Trennungsvorlieben: Bremer sind besonders fleißige Mülltrenner
Tonnenkontrolle
Die Bremer sind bundesweit klasse im Mülltrennen. Im letzten Jahr haben sie 85 Prozent der verwertbaren Sachen gesammelt. Das ist zehn Prozent über dem Bundesdurchschnitt. Über die psychologischen Hintergründe des fleißigen Mülltrennens sprach die taz mit dem Heidelberger Wissenschaftler Joachim Schahn.
taz: Herr Schahn, Sie sind Umweltpsychologe und beschäftigen sich mit Mülltrennung. Was macht ein Mülltrennungspsychologe?
Joachim Schahn: Mülltrennungspsychologie gibt’s eigentlich nicht. Das ist nur ein kleines Unterthema der Umweltpsychologie. Die psychologische Betrachtung von Verhaltensweisen wie Mülltrennung wurde eher von außen an die Psychologie herangetragen.
Warum trennen die Menschen denn Müll?
Es gibt zwei Typen von Mülltrennern. Ein Grund ist sozialer Druck. Weil Mülltrennen zu einem ordentlichen Haushalt eben dazugehört. Die andere Gruppe macht es aus Umweltschutzgesichtspunkten. Diese beiden Motivgruppen schließen sich natürlich nicht aus.
Wie wichtig ist dabei ein gutes Ökogewissen?
Die Menschen neigen dazu solche Bilanzen aufzumachen, wenn sie im Grunde ihres Herzens denken, man müsste was tun. Der eine trennt seinen Müll, fliegt aber in Urlaub. Dem dritten ist Mülltrennung egal, dafür hat er kein Auto. Mülltrennung ist etwas, was relativ einfach ist und bedeutet in der Regel keinen Verzicht. Deshalb kann Mülltrennung auch als Entschuldigung für andere Ökoschandtaten herhalten.
Wie geht die Umweltpsychologie mit Extremisten um?

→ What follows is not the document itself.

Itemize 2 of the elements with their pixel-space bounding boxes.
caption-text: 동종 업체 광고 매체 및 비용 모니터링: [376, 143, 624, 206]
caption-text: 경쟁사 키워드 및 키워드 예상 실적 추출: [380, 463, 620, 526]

Man kann versuchen die Umweltschutzmotivation bei den Leuten zu fördern. Damit könnte man genau die Leute ansprechen, die schon latent den Umweltschutzgedanken hegen. Die Trenner aus Ordnungsliebe kann man ansprechen, indem man indirekt den sozialen Druck erhöht. Zum Beispiel durch Öffentlichkeitsarbeit. Effektvoller wäre es aber über die Nachbarschaft.
Ist Mülltrennen auch eine Generationenfrage?
Die Jugendlichen gehören heute eher zu den Trennungsverweigerern. Das liegt daran, dass die Jugendkultur sehr auf Spaß und Bequemlichkeit ausgerichtet ist. Viele von diesen Verhaltensweisen sind nicht mit Mülltrennung vereinbar.
Was für eine Auswirkung hat die Art der Trennung?
Alles was den Aufwand der Leute verringert, führt natürlich dazu, dass die Quoten steigen. Das steigert aber nicht unbedingt die Sortenreinheit. In Gebieten mit Großcontainern wird oft schlechter getrennt, als in Gebieten, wo zwei oder drei Haushalte eine Tonne gemeinsam benutzen.
Welchen Müll sammeln die Menschen am meisten?
Wenn man vom Gewicht ausgeht, dann ist es sicherlich Glas und Papier. Weil es schwer ist und weil es schon lange getrennt gesammelt wird. Schlechter sieht die Bilanz bei Dingen aus, die man nicht richtig einschätzen kann, etwa bei Verpackungen.